Chayakrit Krittanawong, MD, a researcher at the Icahn School of Medicine, Mount Sinai St. Luke’s Hospital, in New York City, has studied AI as a means to improve pacemaker programming. He sees AI as a tool that technology companies will use to “foster the evolution of precision medicine,” a move he thinks ultimately will be good for cardiologists.
While he agrees AI probably won’t replace physicians, Krittanawong and co-authors wrote in the Journal of the American College of Cardiology that “it is important that physicians know how to use AI sufficiently to generate their hypotheses, perform big data analytics, and optimize AI applications in clinical practices to bring on the era of precision [cardiovascular] medicine” (2017;69:2657-64).
Krittanawong told CVB that he has reservations about the long-term prospects of AI in some treatment areas. “AI programmed in a pacemaker could cause problems to the patients,” he wrote in an email. One better use of the technology, he suggested, might include AI programmed into a pacemaker to self-interrogate and then send summaries to clinicians, who would then decide how to act on the data.
He thinks of AI as “a black box that might seem hard to prove at this moment.” It will be up to healthcare and technology leaders to master the technology, ensuring “multiple validations in different populations, algorithms and types of datasets.” More important, he says, there is a need for guidelines, established “either by professional societies or the government.”
Still, Krittanawong is optimistic about AI’s potential. “I believe that in the future using AI in novel areas of investigation in EP, such as genomics, metagenomics, gene- and cell-targeted therapies, AI-guided ablation or EP studies, [will be] the keys of success for preemptive treatment and primary or secondary prevention—not only in the EP field but the healthcare industry,” he says.

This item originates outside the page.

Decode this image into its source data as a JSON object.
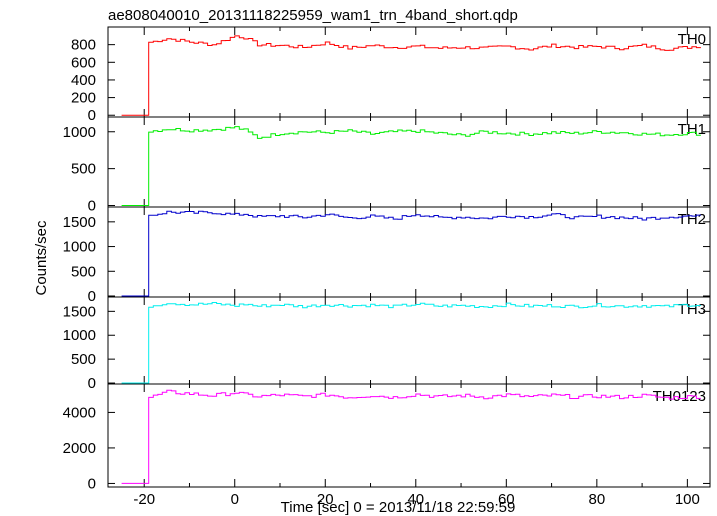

Patrice Desvigne-Nickens, MD, medical officer of the heart failure and arrhythmia branch of National Heart, Lung and Blood Institute’s cardiovascular sciences division, says it’s too early for a “full embrace” of AI but that AI’s time will come after a few hurdles are overcome. “AI has already demonstrated respectable levels of competence,” she says, “and these systems will only improve over time—and this improvement is likely to be very rapid.”
One challenge may diminish on its own, as more physicians gethands on AI, she suggests. “These systems still are not terribly user friendly for the uninitiated today, but the next generation of cardiologists and EPs are likely to be very familiar with [them],” she predicts. She’d like to see cardiologists working together to “develop shared knowledge about potential AI benefits and needs.”
Desvigne-Nickens suggests an analogy to Netflix, the popular entertainment subscription service. “Most people know that Netflix gets pretty good at recommending programming to repeat viewers,” she explains. “The more you use it, the better it gets. AI will be the same way. … Over time, I think the next generation of EPs will become very comfortable [with AI], and they may not even need special training in AI.”